What with the relocation, we haven’t had a getaway since we came home from our last Italy trip on New Years’ Eve 2011. Yes, we had 2 weeks of glorious pre-deployment training, and a trip to the midwest to see family before the move, but this is to be a Ric-and-Laurel-Getaway. Be back in a few days to share photos and stories. Ciao!

Day trip to Ostia Antica

19 Jun

Ostia Antica, Photo by NIcholas DiStefano.

Friends Nick and Wally were here for 5 days after their 2+ weeks in Sicilia. Pompeii was initially high on their list, but they decided to try the Ostia Antica experience instead of the lllooonnngggg day trip to Pompeii from Roma. We were game to accompany them as Ostia is on our list.

Field trip: I was lucky to catch part of the teacher’s lecture. Luckier still to have understood most of it! Perhaps my Italian comprehension level approaches 3rd grade.

To avoid the afternoon heat we started out at 08:15 Sunday morning. Bus to Termini, metro to Porta San Paolo, and then a train to Ostia, put us at the gate to OA about 09:30. We almost had the place to ourselves! There was a German group of college-age kids, a couple of other groups that seems to be archeology students, and what appeared to be an Italian grade school group on a field trip.Ric and I loved Pompeii when we visited there last December, but this is such a different experience. Ostia is an easy self-guided tour, with Rick Steves’ narrative to keep us on track. It is a very peaceful site where one can wander at will. The wildflowers bloom throughout the site, softening the edges of the ruins. There are amazing intact mosaics depicting the merchants and baths of Ostia.

It seems like nature could easily take over the site and it would be lost to us forever.

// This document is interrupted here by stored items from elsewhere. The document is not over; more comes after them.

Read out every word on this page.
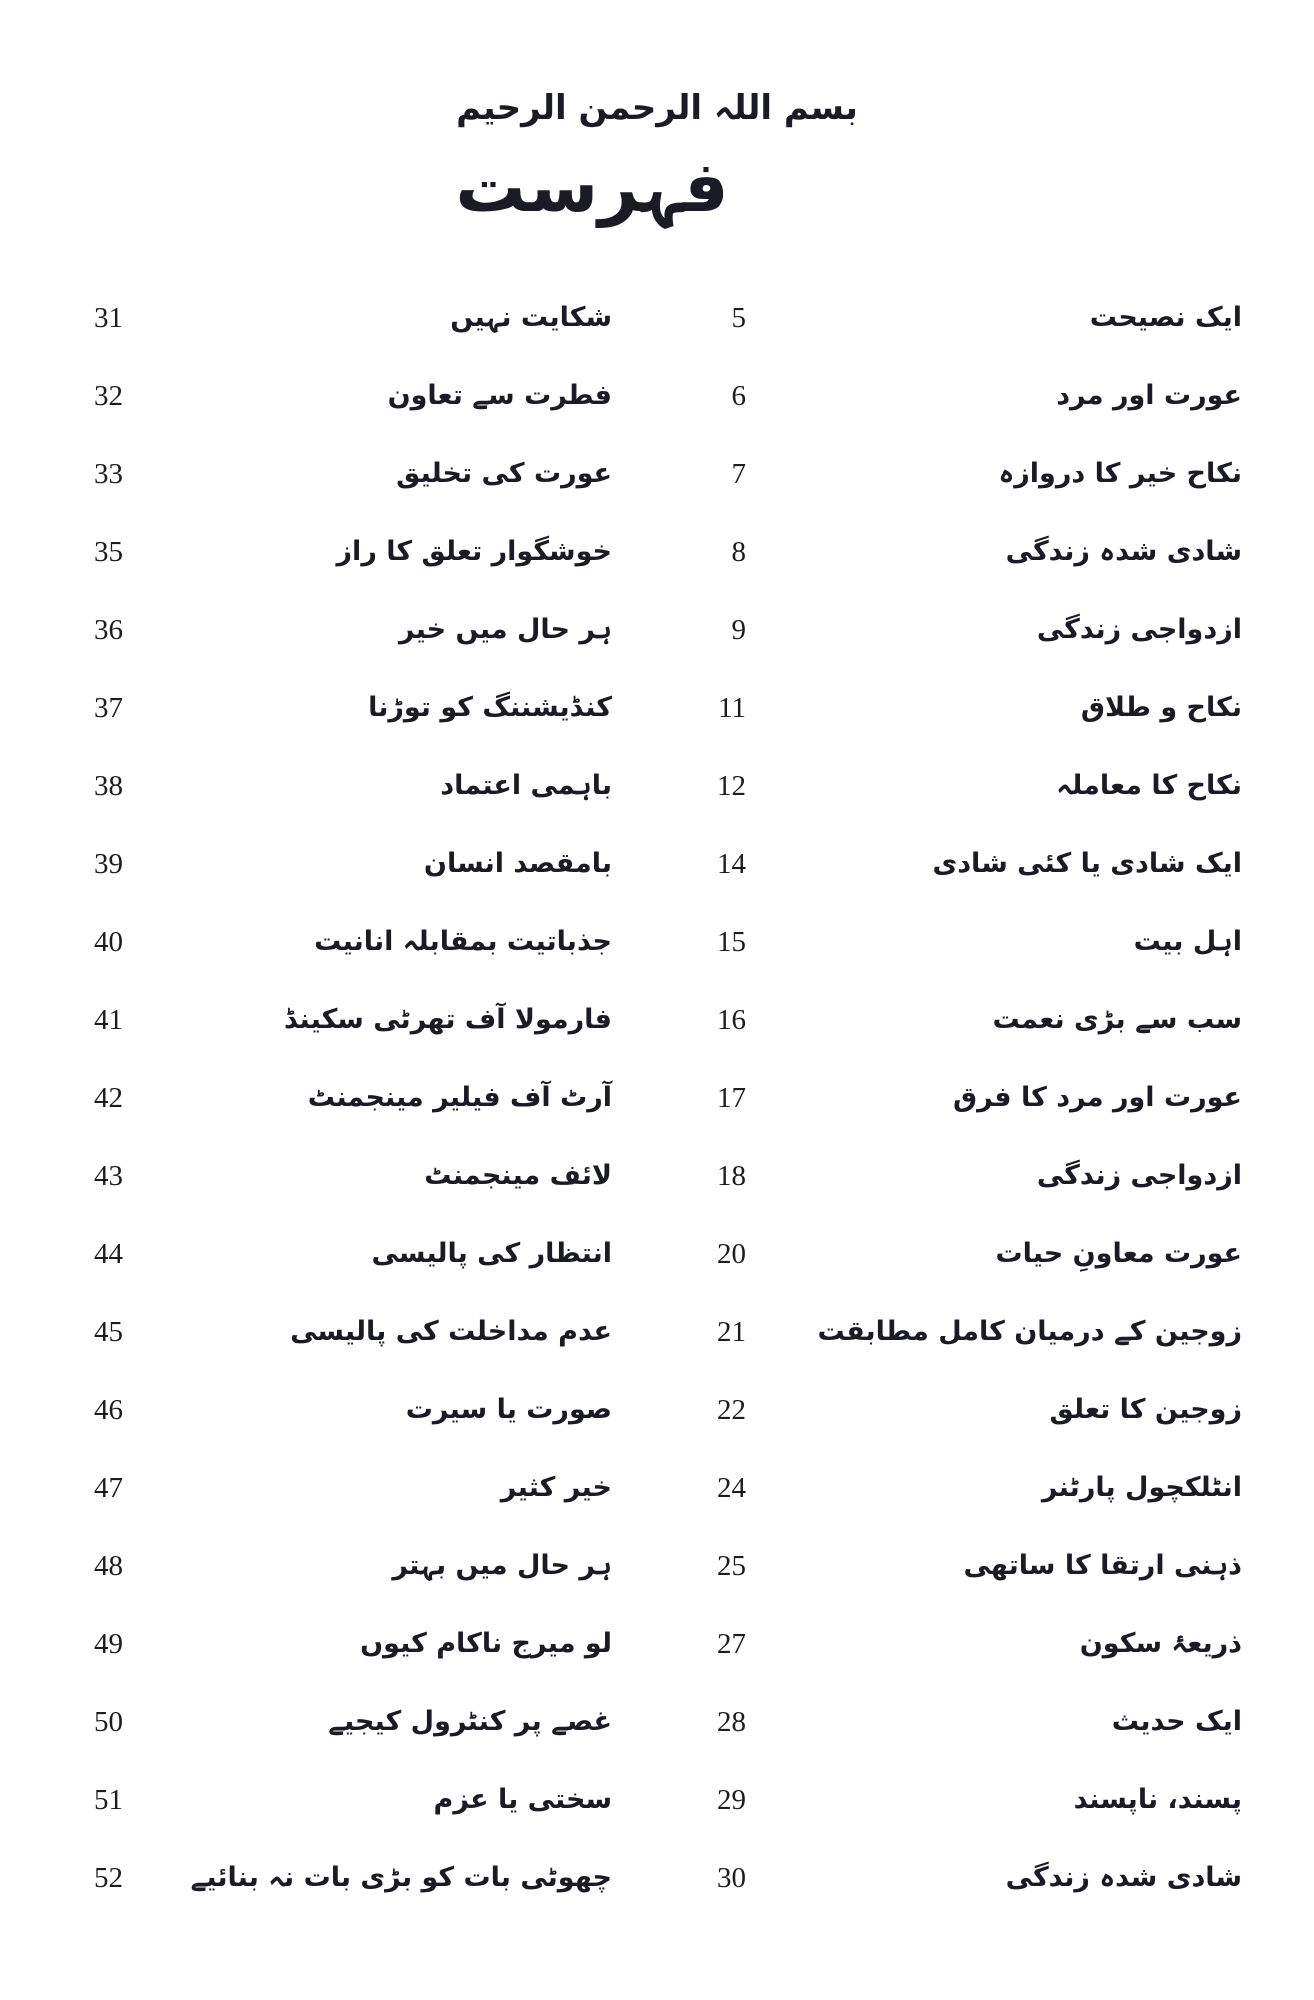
بسم اللہ الرحمن الرحیم
فہرست
31	شکایت نہیں	5	ایک نصیحت
32	فطرت سے تعاون	6	عورت اور مرد
33	عورت کی تخلیق	7	نکاح خیر کا دروازہ
35	خوشگوار تعلق کا راز	8	شادی شدہ زندگی
36	ہر حال میں خیر	9	ازدواجی زندگی
37	کنڈیشننگ کو توڑنا	11	نکاح و طلاق
38	باہمی اعتماد	12	نکاح کا معاملہ
39	بامقصد انسان	14	ایک شادی یا کئی شادی
40	جذباتیت بمقابلہ انانیت	15	اہل بیت
41	فارمولا آف تھرٹی سکینڈ	16	سب سے بڑی نعمت
42	آرٹ آف فیلیر مینجمنٹ	17	عورت اور مرد کا فرق
43	لائف مینجمنٹ	18	ازدواجی زندگی
44	انتظار کی پالیسی	20	عورت معاونِ حیات
45	عدم مداخلت کی پالیسی	21	زوجین کے درمیان کامل مطابقت
46	صورت یا سیرت	22	زوجین کا تعلق
47	خیر کثیر	24	انٹلکچول پارٹنر
48	ہر حال میں بہتر	25	ذہنی ارتقا کا ساتھی
49	لو میرج ناکام کیوں	27	ذریعۂ سکون
50	غصے پر کنٹرول کیجیے	28	ایک حدیث
51	سختی یا عزم	29	پسند، ناپسند
52	چھوٹی بات کو بڑی بات نہ بنائیے	30	شادی شدہ زندگی
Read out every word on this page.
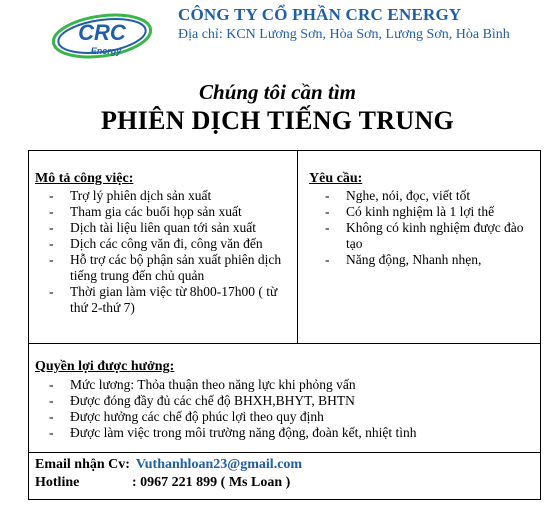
CRC
Energy
CÔNG TY CỔ PHẦN CRC ENERGY
Địa chỉ: KCN Lương Sơn, Hòa Sơn, Lương Sơn, Hòa Bình
Chúng tôi cần tìm
PHIÊN DỊCH TIẾNG TRUNG
Mô tả công việc:
- Trợ lý phiên dịch sản xuất
- Tham gia các buổi họp sản xuất
- Dịch tài liệu liên quan tới sản xuất
- Dịch các công văn đi, công văn đến
- Hỗ trợ các bộ phận sản xuất phiên dịch tiếng trung đến chủ quản
- Thời gian làm việc từ 8h00-17h00 ( từ thứ 2-thứ 7)
Yêu cầu:
- Nghe, nói, đọc, viết tốt
- Có kinh nghiệm là 1 lợi thế
- Không có kinh nghiệm được đào tạo
- Năng động, Nhanh nhẹn,
Quyền lợi được hưởng:
- Mức lương: Thỏa thuận theo năng lực khi phỏng vấn
- Được đóng đầy đủ các chế độ BHXH,BHYT, BHTN
- Được hưởng các chế độ phúc lợi theo quy định
- Được làm việc trong môi trường năng động, đoàn kết, nhiệt tình
Email nhận Cv: Vuthanhloan23@gmail.com
Hotline	: 0967 221 899 ( Ms Loan )
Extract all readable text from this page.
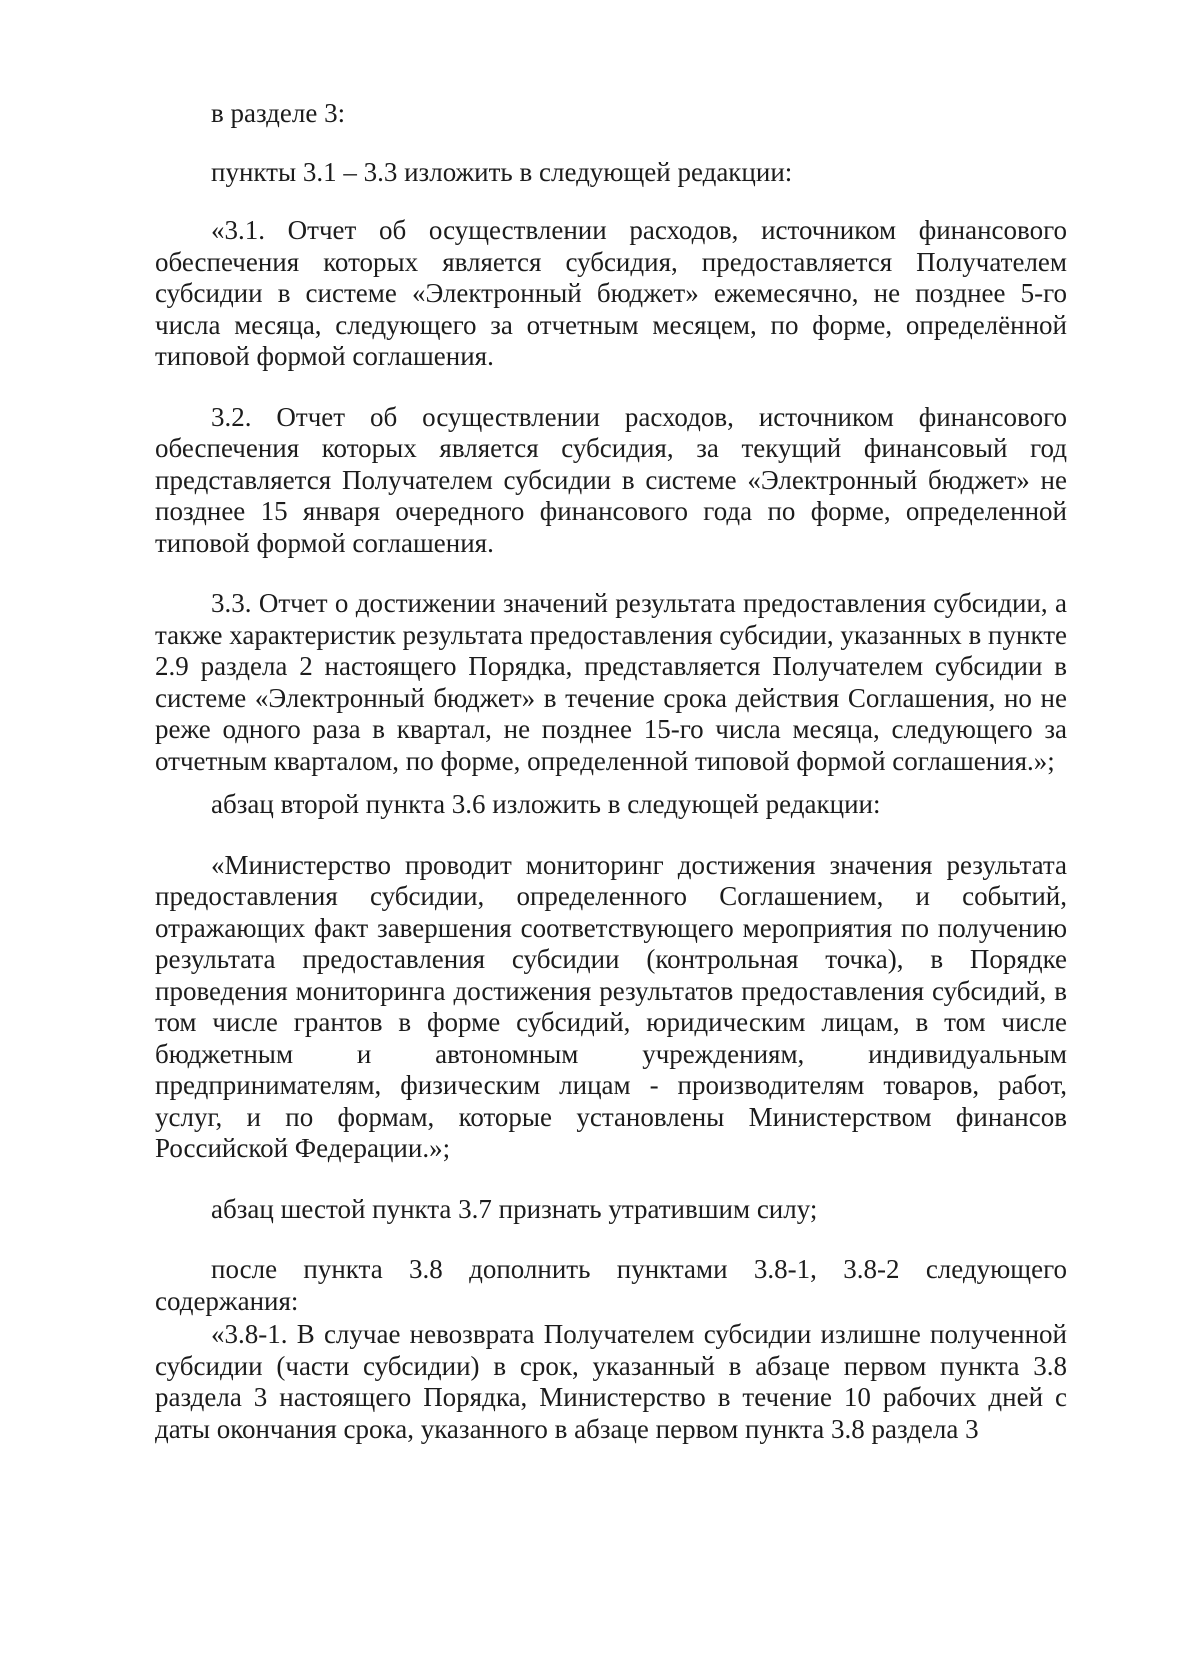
в разделе 3:

пункты 3.1 – 3.3 изложить в следующей редакции:

«3.1. Отчет об осуществлении расходов, источником финансового обеспечения которых является субсидия, предоставляется Получателем субсидии в системе «Электронный бюджет» ежемесячно, не позднее 5-го числа месяца, следующего за отчетным месяцем, по форме, определённой типовой формой соглашения.

3.2. Отчет об осуществлении расходов, источником финансового обеспечения которых является субсидия, за текущий финансовый год представляется Получателем субсидии в системе «Электронный бюджет» не позднее 15 января очередного финансового года по форме, определенной типовой формой соглашения.

3.3. Отчет о достижении значений результата предоставления субсидии, а также характеристик результата предоставления субсидии, указанных в пункте 2.9 раздела 2 настоящего Порядка, представляется Получателем субсидии в системе «Электронный бюджет» в течение срока действия Соглашения, но не реже одного раза в квартал, не позднее 15-го числа месяца, следующего за отчетным кварталом, по форме, определенной типовой формой соглашения.»;

абзац второй пункта 3.6 изложить в следующей редакции:

«Министерство проводит мониторинг достижения значения результата предоставления субсидии, определенного Соглашением, и событий, отражающих факт завершения соответствующего мероприятия по получению результата предоставления субсидии (контрольная точка), в Порядке проведения мониторинга достижения результатов предоставления субсидий, в том числе грантов в форме субсидий, юридическим лицам, в том числе бюджетным и автономным учреждениям, индивидуальным предпринимателям, физическим лицам - производителям товаров, работ, услуг, и по формам, которые установлены Министерством финансов Российской Федерации.»;

абзац шестой пункта 3.7 признать утратившим силу;

после пункта 3.8 дополнить пунктами 3.8-1, 3.8-2 следующего содержания:

«3.8-1. В случае невозврата Получателем субсидии излишне полученной субсидии (части субсидии) в срок, указанный в абзаце первом пункта 3.8 раздела 3 настоящего Порядка, Министерство в течение 10 рабочих дней с даты окончания срока, указанного в абзаце первом пункта 3.8 раздела 3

Ostia has a long history, having been founded in 620 B.C. (!!!), but as the Roman Empire declined, Ostia became less important. There were invasions and pirate sackings, and eventually due to floods the Tiber River shifted and land-locked Ostia. What the volcano did to Pompeii, politics, flooding and time did to Ostia.Ostia gives wonderful insight to Roman town planning, life and construction. You can arrive from Roma on a simple metro/bus ticket for €1.50 each way. It’s a half-day trip, perfect for a summer morning. We were home for lunch by 13:30. Entry is €8.50 per person (although residents over 65 with a codice fiscale get in for free). I won’t drag the narrative on and on. Here are some additional pictures to tell the story.

In the “Piazzale delle Corporazioni” or Square of the Guilds. mosaics depict services and products in a universal language.

Arch overrun by greenery

Ostia’s Theatre: Still the site of entertainment, but leaning toward concerts in the current era.